This book deals with the Divine Proportion, a secret code that rules art, nature, and science It is known by many names Golden Mean, Sacred Cut and Phi are only a few and it is not by chance that the Divine Proportion was given its name It has been called divine because over thousands of years it has been deemed to be so The Divine Proportion reveals a number of simple patterns It is seen in the seed patterns of fruits, the family tree of bees, the pyramids of Egypt, Gothic cathedrals, Renaissance paintings, the human body, shells the list is endless.Mathematicians use the Greek symbol F to represent the Divine Proportion and equate it to a number that is defined by the ratio 1 v5 2 or 1.6180339 Numbers do little, however, in describing this unique ratio that is found everywhere in nature and for 2500 years has been an aesthetic guide in art and architecture.Beginning with calculations found on clay tablets in ancient Babylon, the story of Divine Proportion can be traced alongside the history of numbers to the fractals of the digital age As its many forms unfold we uncover the Golden Rectangle in the Parthenon, Golden Spirals in the human inner ear, a Golden Angle in the petal patterns of a rose, and the Fibonacci numbers in lilies, daisies, pineapples, and in our own DNA.With its natural balance and elegant beauty, the Divine Proportion is a perpetual reminder that our hope for regeneration and continuity lies in realizing the meaningful and harmonious relationship of all the parts to the whole....

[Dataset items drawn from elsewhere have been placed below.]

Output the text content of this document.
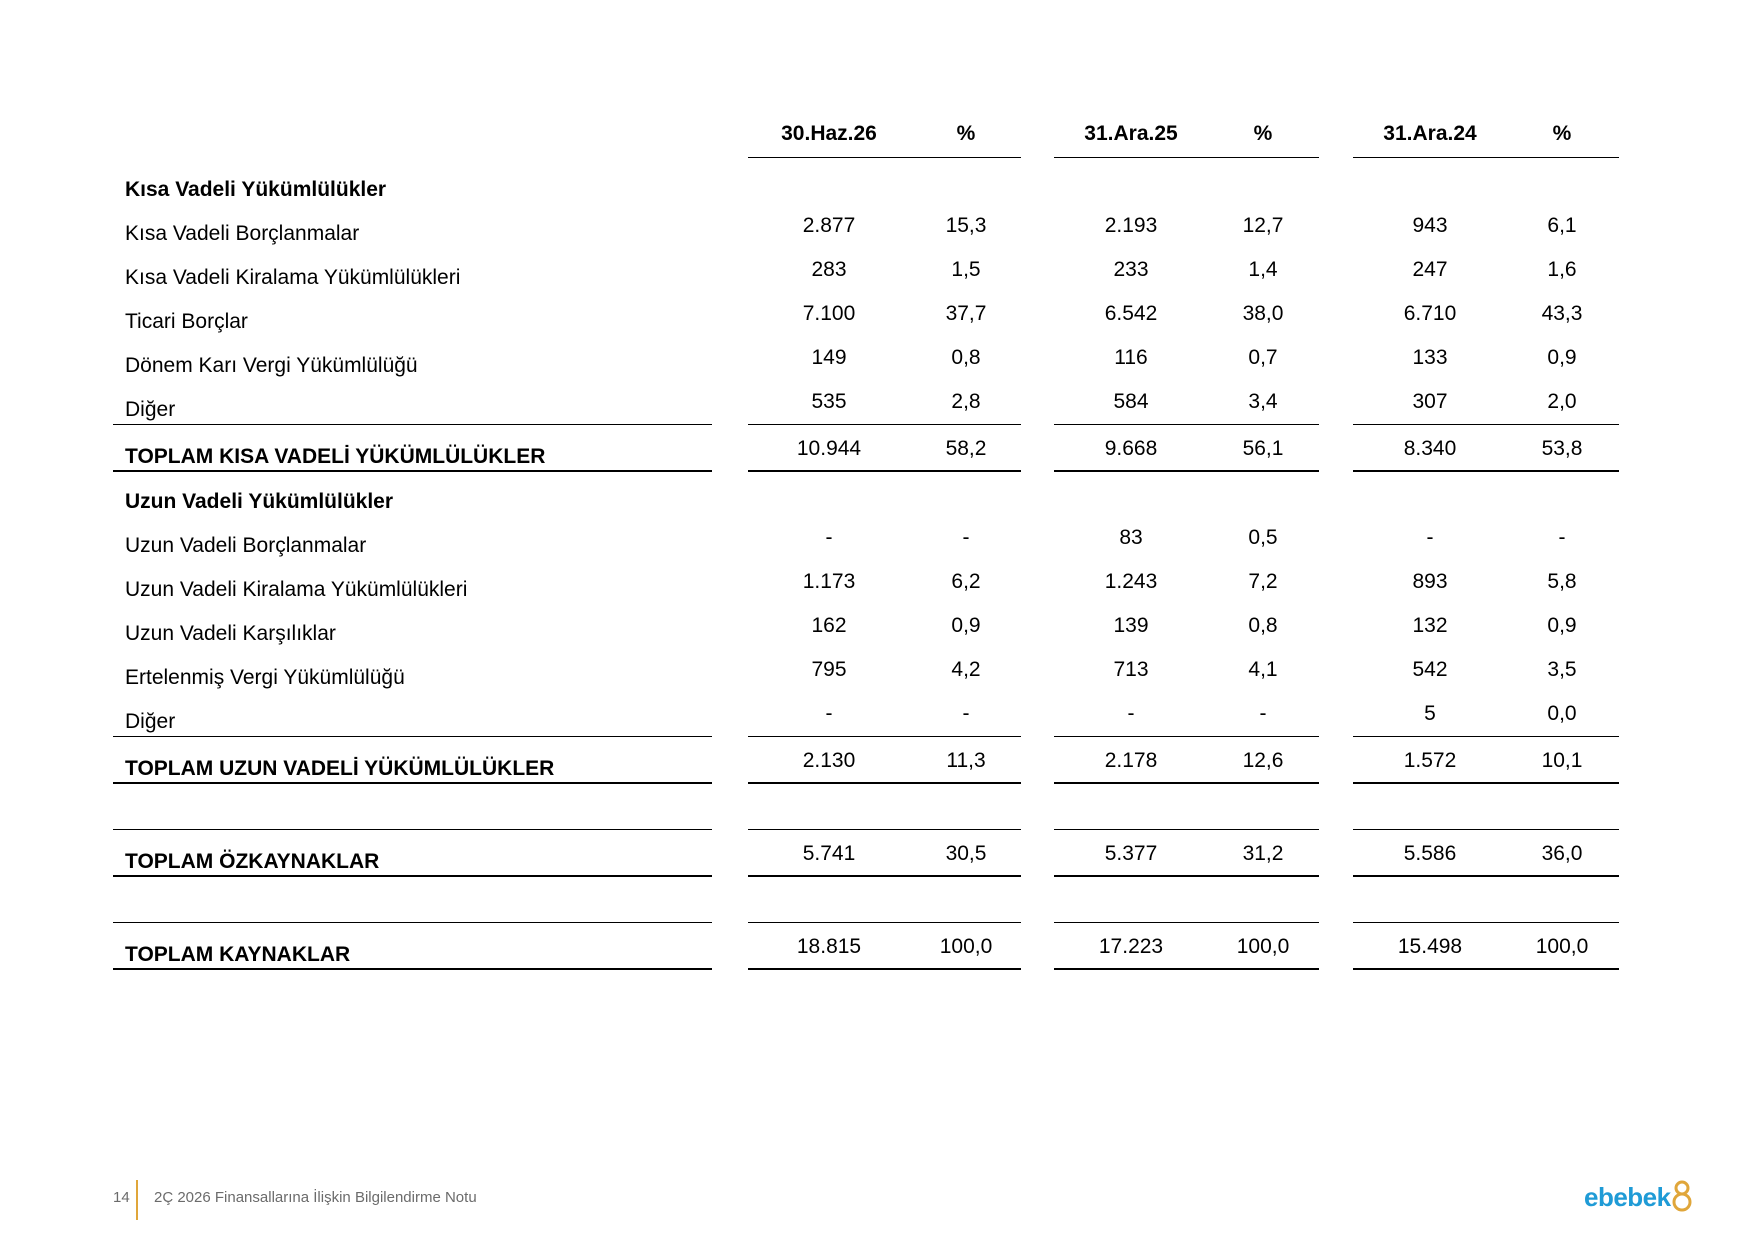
30.Haz.26	%	31.Ara.25	%	31.Ara.24	%
Kısa Vadeli Yükümlülükler
Kısa Vadeli Borçlanmalar	2.877	15,3	2.193	12,7	943	6,1
Kısa Vadeli Kiralama Yükümlülükleri	283	1,5	233	1,4	247	1,6
Ticari Borçlar	7.100	37,7	6.542	38,0	6.710	43,3
Dönem Karı Vergi Yükümlülüğü	149	0,8	116	0,7	133	0,9
Diğer	535	2,8	584	3,4	307	2,0
TOPLAM KISA VADELİ YÜKÜMLÜLÜKLER	10.944	58,2	9.668	56,1	8.340	53,8
Uzun Vadeli Yükümlülükler
Uzun Vadeli Borçlanmalar	-	-	83	0,5	-	-
Uzun Vadeli Kiralama Yükümlülükleri	1.173	6,2	1.243	7,2	893	5,8
Uzun Vadeli Karşılıklar	162	0,9	139	0,8	132	0,9
Ertelenmiş Vergi Yükümlülüğü	795	4,2	713	4,1	542	3,5
Diğer	-	-	-	-	5	0,0
TOPLAM UZUN VADELİ YÜKÜMLÜLÜKLER	2.130	11,3	2.178	12,6	1.572	10,1
TOPLAM ÖZKAYNAKLAR	5.741	30,5	5.377	31,2	5.586	36,0
TOPLAM KAYNAKLAR	18.815	100,0	17.223	100,0	15.498	100,0
14 2Ç 2026 Finansallarına İlişkin Bilgilendirme Notu	ebebek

|Title||:||The Secret Code: The Mysterious Formula That Rules Art, Nature, and Science|
|Format Type||:||Kindle Edition|
|Publisher||:||Taschen GmbH 25 November 2008|
|Number of Pages||:||208 Seiten|
|File Size||:||589 KB|
|Status||:||Available For Download|
|Last checked||:||21 Minutes ago!|
The Secret Code: The Mysterious Formula That Rules Art, Nature, and Science Reviews
Certainly a wonderful overview of geometric principles with beautiful examples both in terms of mathematic formulas as well as visual artistry. The author takes you into a journey through time and describes the discovery of a geometric principle by the samples of its discoverers such as Phidas, Phytagoras, Euclid, Fibonacci... For me it is a wonderful source book to look behind the veil of mathematic formulas we so easily take for granted and apply every day. We forget that which inspired its discovery...However, for those who want to go further two books are wonderful --- "A Beginner's Guide to Constructing the Universe" by Micheal Schneider and Rober Lawlers book about Geometry. Especially Michael Schneider's book is wonderful if you need to start from scratch and wish to get an overview - Robert Lawler is more for those who already have the mathematical knowledge and want to delve deeper into certain aspects.
The right product.
This book dives into many subjects not just the Golden Ratio. I really enjoyed reading it.